Di tengah krisis panen tersebut, kata Samsudin, warga kemudian memanfaatkan tanaman bulanan untuk menghidupi kebutuhan mereka sehari-hari.
“Sudah lima tahun terakhir cengkeh tak lagi panen. Warga hanya berharap pada tanaman bulanan seperti pala. Tapi pala juga panennya tak sama lagi kayak dulu,” ujar Samsudin yang adalah Sekretaris Lurah Kalaodi.
Sebagian penduduk Kalaodi berprofesi sebagai ASN, namun kehidupan mereka tidak lepas dari bertani.

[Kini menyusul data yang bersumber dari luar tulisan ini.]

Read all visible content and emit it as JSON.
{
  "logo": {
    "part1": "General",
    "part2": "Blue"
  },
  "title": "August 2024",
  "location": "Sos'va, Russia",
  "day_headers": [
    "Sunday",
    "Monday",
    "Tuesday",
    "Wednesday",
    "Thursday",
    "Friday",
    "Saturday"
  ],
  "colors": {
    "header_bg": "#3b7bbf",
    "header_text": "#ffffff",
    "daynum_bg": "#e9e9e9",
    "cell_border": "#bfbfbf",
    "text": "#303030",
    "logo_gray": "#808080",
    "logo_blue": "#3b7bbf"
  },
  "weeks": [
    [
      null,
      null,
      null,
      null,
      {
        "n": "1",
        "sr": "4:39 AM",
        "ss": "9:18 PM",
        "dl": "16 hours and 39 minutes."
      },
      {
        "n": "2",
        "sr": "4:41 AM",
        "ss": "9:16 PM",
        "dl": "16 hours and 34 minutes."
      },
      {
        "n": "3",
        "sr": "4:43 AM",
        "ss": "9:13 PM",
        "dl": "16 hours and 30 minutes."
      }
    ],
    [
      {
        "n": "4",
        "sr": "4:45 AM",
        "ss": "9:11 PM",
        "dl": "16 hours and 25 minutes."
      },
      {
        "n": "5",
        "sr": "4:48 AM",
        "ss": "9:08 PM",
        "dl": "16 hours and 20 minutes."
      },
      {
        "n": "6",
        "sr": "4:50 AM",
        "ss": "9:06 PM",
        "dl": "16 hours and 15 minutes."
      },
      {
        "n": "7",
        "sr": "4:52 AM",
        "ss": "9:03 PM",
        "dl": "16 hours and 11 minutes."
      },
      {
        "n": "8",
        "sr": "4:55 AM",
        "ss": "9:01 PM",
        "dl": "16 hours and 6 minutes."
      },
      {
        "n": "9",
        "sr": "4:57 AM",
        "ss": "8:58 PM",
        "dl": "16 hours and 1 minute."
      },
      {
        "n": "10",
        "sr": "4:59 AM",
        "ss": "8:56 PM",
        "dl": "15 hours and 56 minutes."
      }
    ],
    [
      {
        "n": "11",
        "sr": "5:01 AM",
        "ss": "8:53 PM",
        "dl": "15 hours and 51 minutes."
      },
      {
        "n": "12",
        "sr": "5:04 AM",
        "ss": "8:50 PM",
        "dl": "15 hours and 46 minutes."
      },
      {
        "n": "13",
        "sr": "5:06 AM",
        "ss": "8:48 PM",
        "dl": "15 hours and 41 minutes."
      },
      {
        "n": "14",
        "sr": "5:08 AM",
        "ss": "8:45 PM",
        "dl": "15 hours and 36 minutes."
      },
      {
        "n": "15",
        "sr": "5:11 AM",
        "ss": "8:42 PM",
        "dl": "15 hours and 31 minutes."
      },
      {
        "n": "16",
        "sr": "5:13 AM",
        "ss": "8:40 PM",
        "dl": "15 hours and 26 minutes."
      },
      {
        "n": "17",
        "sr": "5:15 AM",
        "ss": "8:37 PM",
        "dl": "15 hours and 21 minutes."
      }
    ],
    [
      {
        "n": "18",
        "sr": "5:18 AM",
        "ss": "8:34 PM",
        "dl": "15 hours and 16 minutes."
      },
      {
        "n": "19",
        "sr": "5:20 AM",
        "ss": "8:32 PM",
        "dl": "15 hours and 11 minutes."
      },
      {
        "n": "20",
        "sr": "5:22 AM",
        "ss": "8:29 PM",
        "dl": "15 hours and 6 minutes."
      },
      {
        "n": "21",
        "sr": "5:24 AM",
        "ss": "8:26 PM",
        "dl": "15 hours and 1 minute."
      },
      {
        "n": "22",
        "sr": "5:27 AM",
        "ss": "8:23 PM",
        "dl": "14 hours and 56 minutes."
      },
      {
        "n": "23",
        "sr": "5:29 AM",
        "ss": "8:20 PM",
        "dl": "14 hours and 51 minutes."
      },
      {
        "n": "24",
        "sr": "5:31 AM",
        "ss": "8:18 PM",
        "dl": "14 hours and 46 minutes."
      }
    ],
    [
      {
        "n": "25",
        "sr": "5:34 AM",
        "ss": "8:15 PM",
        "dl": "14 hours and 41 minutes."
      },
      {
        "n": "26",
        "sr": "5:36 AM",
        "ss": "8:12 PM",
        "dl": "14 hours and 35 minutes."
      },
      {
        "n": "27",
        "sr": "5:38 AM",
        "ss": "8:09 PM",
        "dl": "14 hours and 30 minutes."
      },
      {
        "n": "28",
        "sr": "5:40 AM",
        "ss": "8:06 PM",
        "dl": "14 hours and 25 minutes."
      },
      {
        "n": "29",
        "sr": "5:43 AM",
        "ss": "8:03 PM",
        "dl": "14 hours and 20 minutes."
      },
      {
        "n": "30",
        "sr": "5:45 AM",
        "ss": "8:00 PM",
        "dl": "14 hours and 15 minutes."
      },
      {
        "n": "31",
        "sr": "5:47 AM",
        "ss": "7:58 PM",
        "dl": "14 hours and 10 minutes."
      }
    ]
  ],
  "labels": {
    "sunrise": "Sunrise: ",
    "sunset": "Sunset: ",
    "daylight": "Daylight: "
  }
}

“Sudah dari turun-temurun orang Kalaodi bisa berpendidikan dan makan minum dari hasil rempah-rempah ini,” kata Samsudin.
Julukan kampung ini adalah ‘Negeri di Atas Awan’. Pasalnya Kalaodi sangat lekat dengan alam.
Tak hanya soal komoditas rempah saja, bagi Samsudin, Kalaodi juga menyimpan banyak kekayaan tradisi yang sudah berlangsung cukup lama dan masih lestari hingga saat ini.
Samsudin menuturkan, orang Kalaodi punya cara menggambarkan rasa syukur mereka terhadap hasil panen yang mereka peroleh. Namanya tradisi ‘hoimasou’ yang berarti merupakan bentuk syukur.
Hoimasou yakni menyisihkan sebagian hasil panen, untuk diserahkan ke rumah adat. Lalu menyerahkannya ke tempat-tempat ibadah.
“Hasil panennya diantar ke masjid, kemudian biasanya petugas masjid mendoakan sebagai wujud syukur,” ceritanya.
Ia meyakini bahwa tradisi itu tetap lestari hinga sekarang. Selain ‘hoimasou’, masih banyak lagi ritual yang bertalian dengan masa panen di Kalaodi.
Rumah Pengering Rempah di Pegunungan Tidore
Pandangan Hamza Falila sesekali mengarah ke rumah pengeringan rempah yang tegak di hadapannya.
Siang itu, Hamza sedang meratakan biji buah pala.
Bangunan untuk menjemurkan biji buah pala itu berukuran setengah lapangan futsal.
Ia juga lantas memindahkan beberapa potongan kayu manis yang berserakan, lalu meratakannya.
Rumah pengeringan ini berada di Dusun Dola, tepatnya di pekarangan rumah milik Sudarwin. Bangunan yang atapnya terbuat dari plastik ini hadir sejak Desember 2022.
Bagi Hamza, rumah pengeringan tersebut cukup membantu dan punya banyak manfaat terutama saat cuaca tak lagi bersahabat.
“Kalau hujan, torang tara sibuk lagi angkat kasih masuk ke dalam rumah. Terus manfaatnya juga karena lahan jemuran di sini terbatas, jadi dengan rumah pengering ini torang bisa hemat tempat jemuran,” ujarnya.
Ia lantas membandingkannya dengan kondisi petani Kalaodi ketika memanfaatkan jalanan dan pekarangan rumah sebagai lahan jemuran.
Dengan menjemur rempah di dalam ruangan ini, tidak akan mengubah kualitas rempahnya.
“Kalau jemur cengkeh di aspal pas cuaca normal, itu tiga hari bisa kering. Tapi, kalau di rumah pengering ini, paling cuma dua hari saja. Secara kualitas pun beda,” terang Hamza.
Meski kehadiran rumah pengering ini belum lama dan tidak bertepatan dengan panen cengkeh, Hamza mengaku keberapa kali sudah melakukan uji coba.